Kata kata yang selalu diucapkan ibu kepada Mariam : “ Hati pria sangat berbeda dengan rahim ibu, Maria. Rahim tak akan berdarah ataupun melar karena harus menampungmu”. “Hanya akulah yang kaumiliki di dunia ini, dan kalau aku mati, kau tak akan punya siapa-siapa lagi. Tak akan ada siapa pun yang peduli padamu. Karena kau tidak berarti! Selalu dan selalu kalimat itu terucap dari ibunya setiap Mariam bersikeras ingin berjumpa dengan Jalil. Seorang ayah yang tak pernah sah mengakuinya sebagai anak.

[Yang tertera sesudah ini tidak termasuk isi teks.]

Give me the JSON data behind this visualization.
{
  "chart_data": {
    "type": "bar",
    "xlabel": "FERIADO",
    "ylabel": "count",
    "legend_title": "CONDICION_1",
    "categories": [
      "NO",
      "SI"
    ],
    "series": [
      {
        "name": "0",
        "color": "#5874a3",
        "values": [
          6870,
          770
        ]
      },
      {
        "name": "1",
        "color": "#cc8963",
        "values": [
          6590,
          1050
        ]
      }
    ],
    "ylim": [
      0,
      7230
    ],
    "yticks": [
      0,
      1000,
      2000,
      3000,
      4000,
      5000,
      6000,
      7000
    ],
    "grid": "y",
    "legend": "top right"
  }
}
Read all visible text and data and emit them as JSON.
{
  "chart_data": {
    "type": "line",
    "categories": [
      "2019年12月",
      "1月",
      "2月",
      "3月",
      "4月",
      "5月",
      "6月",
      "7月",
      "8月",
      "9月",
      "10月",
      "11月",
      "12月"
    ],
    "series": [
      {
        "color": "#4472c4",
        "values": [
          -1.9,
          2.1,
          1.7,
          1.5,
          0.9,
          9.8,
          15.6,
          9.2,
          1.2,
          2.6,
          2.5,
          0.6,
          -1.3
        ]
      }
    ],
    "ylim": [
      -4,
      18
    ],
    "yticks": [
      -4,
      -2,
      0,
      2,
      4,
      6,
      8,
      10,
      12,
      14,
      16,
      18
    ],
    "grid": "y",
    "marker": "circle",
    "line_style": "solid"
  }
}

Kenekatan Mariam menemui ayahnya (Jalil) pada akhirnya harus dibayar mahal. Dia mendapati sosok tubuh yang tidak bernapas, sosok mayat ibunya yang gantung diri secara diam-diam karena kenekatan anaknya. Kehidupan Mariam sontak berubah. Dengan hidup sendiri dia sekarang menapaki kehidupan yang semakin pahit. Diakui sebagai anak haram, menjalani kepasrahan dengan perkawinan yang dipaksakan, perihnya hati karena perlakuan suami. Kepahitan yang dijalani ternyata juga ada asa sebagai mentari yang muncul yang bias dijadikan surga dalam menghadapi kehidupannya.


= = = = = = = = = = = =


Itulah sepenggal sinopis dari novel ber judul A Thousand Splendid Suns, karya Khaled Khosseini. Sebuah novel bergenre fiksi-drama yang ditulis tahun 2008, setebal 508 yang diterbitkan Qanita (Mizan Grup).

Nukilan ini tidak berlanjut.